Power outages that occur during storms are often associated with a downed powerline.
Residents should be aware that downed powerlines may still be energized. Residents should stay up to 35 feet away from downed powerlines until the Local Distribution Company (your Electric Utility) has disconnected power or completed powerline repairs.
How to avoid risk: Stay away! The ground around downed powerlines (up to 35 feet) may be energized. Don't clear storm debris until power is disconnected, or powerlines repaired.
In the event of a powerline emergency call 911.
Eleven percent of powerline fatalities from 1998 to 2006 involved motor vehicles. Stay in your vehicle until help arrives. If there is an immediate fire danger jump out of the vehicle landing with your feet together, don't touch the ground or the vehicle at the same time. Shuffle away keeping your feet together and on the ground at all times.
More and more residents are purchasing portable emergency generators to use in the event of a power outage.
Portable generators to provide an alternative energy source until conventional electrical power is restored. These units should not be directly connected into a home wiring system without considering safety precautions.
Careful purchase decisions, proper installation and diligent inspection are essential to make the portable generator safe for owners, their homes, and Utility workers.

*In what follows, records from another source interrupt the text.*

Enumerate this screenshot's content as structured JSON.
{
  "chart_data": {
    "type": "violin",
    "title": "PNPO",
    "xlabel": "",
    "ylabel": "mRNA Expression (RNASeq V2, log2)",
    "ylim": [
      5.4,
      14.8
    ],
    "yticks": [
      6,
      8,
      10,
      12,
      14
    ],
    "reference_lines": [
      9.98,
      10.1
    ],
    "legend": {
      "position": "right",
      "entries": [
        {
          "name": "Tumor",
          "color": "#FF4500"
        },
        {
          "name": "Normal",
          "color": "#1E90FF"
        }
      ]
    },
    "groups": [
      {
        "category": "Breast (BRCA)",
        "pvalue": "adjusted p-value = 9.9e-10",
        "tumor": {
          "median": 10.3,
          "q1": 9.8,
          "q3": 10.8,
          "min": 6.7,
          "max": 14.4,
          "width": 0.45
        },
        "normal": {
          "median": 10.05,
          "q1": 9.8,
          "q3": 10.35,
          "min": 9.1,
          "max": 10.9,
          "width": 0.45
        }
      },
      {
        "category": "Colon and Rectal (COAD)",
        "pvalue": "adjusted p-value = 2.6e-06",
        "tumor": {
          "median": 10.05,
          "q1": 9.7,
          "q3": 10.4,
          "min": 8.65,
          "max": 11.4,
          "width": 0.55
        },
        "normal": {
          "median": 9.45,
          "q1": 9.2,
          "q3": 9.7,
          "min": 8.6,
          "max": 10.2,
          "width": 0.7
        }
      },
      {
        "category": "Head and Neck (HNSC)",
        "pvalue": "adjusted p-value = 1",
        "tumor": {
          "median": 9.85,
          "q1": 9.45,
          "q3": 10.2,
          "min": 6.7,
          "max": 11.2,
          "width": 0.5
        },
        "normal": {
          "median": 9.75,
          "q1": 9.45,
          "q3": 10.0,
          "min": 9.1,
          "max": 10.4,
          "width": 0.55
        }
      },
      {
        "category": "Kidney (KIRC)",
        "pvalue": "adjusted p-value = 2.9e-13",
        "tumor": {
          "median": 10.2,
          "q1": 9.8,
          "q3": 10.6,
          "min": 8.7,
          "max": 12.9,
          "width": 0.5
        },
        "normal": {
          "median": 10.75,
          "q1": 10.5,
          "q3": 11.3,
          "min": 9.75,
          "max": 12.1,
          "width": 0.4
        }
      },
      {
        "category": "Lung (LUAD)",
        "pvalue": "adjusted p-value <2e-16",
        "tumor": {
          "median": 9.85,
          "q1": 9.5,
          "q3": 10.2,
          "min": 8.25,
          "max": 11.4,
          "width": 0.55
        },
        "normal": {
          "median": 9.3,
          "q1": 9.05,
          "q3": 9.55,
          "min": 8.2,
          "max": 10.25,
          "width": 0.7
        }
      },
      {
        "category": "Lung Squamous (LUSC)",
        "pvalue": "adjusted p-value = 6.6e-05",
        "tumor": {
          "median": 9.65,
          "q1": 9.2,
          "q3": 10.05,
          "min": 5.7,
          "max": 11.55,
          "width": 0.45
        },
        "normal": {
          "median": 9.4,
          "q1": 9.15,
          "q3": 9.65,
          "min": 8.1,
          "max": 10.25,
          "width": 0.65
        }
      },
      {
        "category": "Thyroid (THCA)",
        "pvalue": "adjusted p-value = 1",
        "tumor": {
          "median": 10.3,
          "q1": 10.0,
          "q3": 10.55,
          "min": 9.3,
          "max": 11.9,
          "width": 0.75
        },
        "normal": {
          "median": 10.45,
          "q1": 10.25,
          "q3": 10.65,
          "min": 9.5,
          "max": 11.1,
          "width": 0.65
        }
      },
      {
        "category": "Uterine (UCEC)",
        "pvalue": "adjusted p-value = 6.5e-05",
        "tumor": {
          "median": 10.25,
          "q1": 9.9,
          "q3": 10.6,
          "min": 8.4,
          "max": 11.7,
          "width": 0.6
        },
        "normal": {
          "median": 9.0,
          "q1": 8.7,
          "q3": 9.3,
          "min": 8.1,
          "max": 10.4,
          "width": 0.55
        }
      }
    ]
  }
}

Research your purchase carefully, ensure all components of your generator have been approved by a recognized certification agency, ensure that your generator includes a transfer device and proper connection cords, and contact a licensed electrical contractor if you are unsure of your homes electrical or generator installation requirements.
Electrical Safety Code requires generators be connected to wiring systems through an approved transfer device. This device prevents utility power from entering your home when a generator is in use; and prevents generator power from flowing back onto the utility system.
Only use products approved by a recognized certification agency.
Alternate Heating Safety Tips
With winter weather temperatures staying below freezing, The Greencastle Fire Department is urging local residents to use common sense and to pay close attention to their home heating methods to prevent themselves from becoming a potential victim of fire.
Heating equipment is the leading cause of home fires. This is a public safety announcement reminding residents to be cautious these winter months. Some residents were using ovens to heat their homes, a dangerous practice that can lead to fires.
All types of common space heating equipment are involved in home fires, including portable electric heaters, portable kerosene heaters, wood stoves, fireplaces and gas heaters.
The leading reasons for home heating fires include the lack of regular cleaning or maintenance of wood-burning devices and chimneys, basic flaws in the construction or design of wood-burning heating equipment and misuse of liquid- or gas-fueled heating equipment.
The Greencastle Fire Department would like to remind (the public) to clean their chimneys, their stoves and have them inspected. If anyone's using space heaters, just be cautious where you place them and don't leave them on when you leave the house or when you go to bed.
Lastly, residents should always make sure their home's smoke detectors are functioning properly and working. Batteries should be replaced at least twice a year.